Haltlose Bäume – von aufgetauten Permafrostböden bis zu Überschwemmungen
Der Kontrast von Kälte und Wärme, von Eis und Feuer finden die Ausstellungsbesucher*innen auch in Methane Experiment, den Fotografien von Benedikt Partenheimer. So ästhetisch wie die schwebende Flamme über der Eisfläche scheint, so bedenklich ist doch ihr Ursprung. Durch das Auftauen von mehrere tausend Jahre alten Permafrostböden entweicht CO2 und Methan – sichtbar gemacht durch das Anzünden. Die Klimaerwärmung ist dabei sowohl Ursache als auch Konsequenz. Doch tauende Permafrostböden haben auch das Einsinken von Bäumen zur Folge, die folglich ihren Halt verlieren. Drunken Trees: Fotografien abgesunkener Bäume, die in unterschiedlichen Kippwinkeln Richtung Himmel zeigen.
Dass haltlose Bäume nicht nur ein Phänomen der Permafrost-Region sind, zeigt die Arbeit von Anastasia Samoylova. Im sonnigen Miami hält die Künstlerin in ihrer Arbeit FloodZone fotografisch eine gefährdete Küstenstadt fest. Samoylova fixiert Anzeichen einer klimatisch drastischen Entwicklung. Eine städtische Scheinidylle, die zunehmend von Überschwemmungen durch den steigenden Meeresspiegel betroffen ist. Die Schnittstelle zwischen Klimaschutz und Kunst verortet Samoylova in einem Künstlerstatement des Kunst Haus Wien folgendermaßen: „I don´t think art can save the climate directly. But I know that our attention is currency and if it´s directed towards things that matter it can affect change“.

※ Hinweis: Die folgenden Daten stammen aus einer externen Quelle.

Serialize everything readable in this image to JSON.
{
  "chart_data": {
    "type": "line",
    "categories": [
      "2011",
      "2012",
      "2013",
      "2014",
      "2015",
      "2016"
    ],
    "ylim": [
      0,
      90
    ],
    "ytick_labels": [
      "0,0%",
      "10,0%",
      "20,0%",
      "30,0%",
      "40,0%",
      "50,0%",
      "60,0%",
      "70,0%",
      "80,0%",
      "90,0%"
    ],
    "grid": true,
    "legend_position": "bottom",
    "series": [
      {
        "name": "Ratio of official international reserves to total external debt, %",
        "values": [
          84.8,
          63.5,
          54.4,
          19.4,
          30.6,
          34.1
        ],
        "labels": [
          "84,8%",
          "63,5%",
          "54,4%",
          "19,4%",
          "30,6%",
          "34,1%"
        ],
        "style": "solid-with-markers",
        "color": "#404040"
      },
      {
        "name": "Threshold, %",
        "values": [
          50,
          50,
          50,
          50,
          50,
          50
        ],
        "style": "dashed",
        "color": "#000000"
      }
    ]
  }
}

Verschwindende Gletscher – Einzelbild-Panorama des Gepatschferners
„Ich sitze hier vor dem Gepatschferner. Das ist der zweitgrößte Gletscher, den es in Österreich noch gibt […]. Ist mit einer wunderschönen Wanderung in zwei Stunden erreichbar und wird jedes Jahr um circa fünf bis zehn Meter kürzer.“ Mit diesen Worten spricht Michael Goldgruber in einem Künstlerportrait des Kunst Haus Wien über sein Werk. Talschuss: zehn Meter, 420 Einzelbilder. Von einem Punkt aus fotografiert, in künstlerischer Freiheit zu einem Panorama zusammengesetzt. „Diese Konstruiertheit interessiert mich. Genauso wie ich durch die Fragmentierung auch auf das Fragile einer Gebirgslandschaft hinweisen kann.“ Das Fehlen von Teilen und die Grenzverwischung des Panoramas scheint auf das zunehmende Verschwinden des Gletschers hinzudeuten.
#ArtStrike – Museale Solidarität mit Klimaschutz-Bewegungen
Die Solidarität von Nach uns die Sintflut und dem Kunst Haus Wien mit Klimaschutz-Bewegungen zeigte sich beim weltweiten Klimastreik am 17. März 2021. Im Rahmen von „Museums for Future“ und der Initiative #ArtStrike verhüllte ein dunkelgrünes Tuch die Fotografie Berger á Wuwei von Benoit Aquin, aus dessen Serie The Chinese Dust Bowl.
Aquins Fotoprojekt hebt das zunehmende Austrocknen weiter Landstriche im ost- und zentralasiatischen Raum, wie China und der Mongolei, hervor. Ebenso beruhigende wie bedrohliche Beige- und Brauntöne wirken beinahe wie die dystopische Zukunftsvision eines Science-Fiction-Films. Die Betrachter*innen merken jedoch schnell, dass es sich bei der bröckelnden Wüste und dem allgegenwärtigen Sandstaub um harte Realität handelt. Als Folge von Bodenübernutzung und exzessiver Landwirtschaft treten Dürre, Sandstürme oder auch Ernteausfälle auf. Eine Gefahr nicht nur für die Umwelt, sondern auch für den Mensch und seine Gesundheit.
Die hochaktuelle Ausstellung beweist damit einmal mehr, dass die dargestellten Probleme nicht nur in Vergangenheit und Zukunft liegen, sondern im Moment passieren. Hinter ästhetisch anziehenden Bildoberflächen verbergen sich Problematiken wie Flut, Dürre, Leid, Verbauung und Klimaerwärmung. Am Schnittpunkt von Klima, Kunst und Krise steht dabei immer noch der Mensch, der nicht nur durch seine Kunst, das Bewusstsein für die Klimakrise steigern kann.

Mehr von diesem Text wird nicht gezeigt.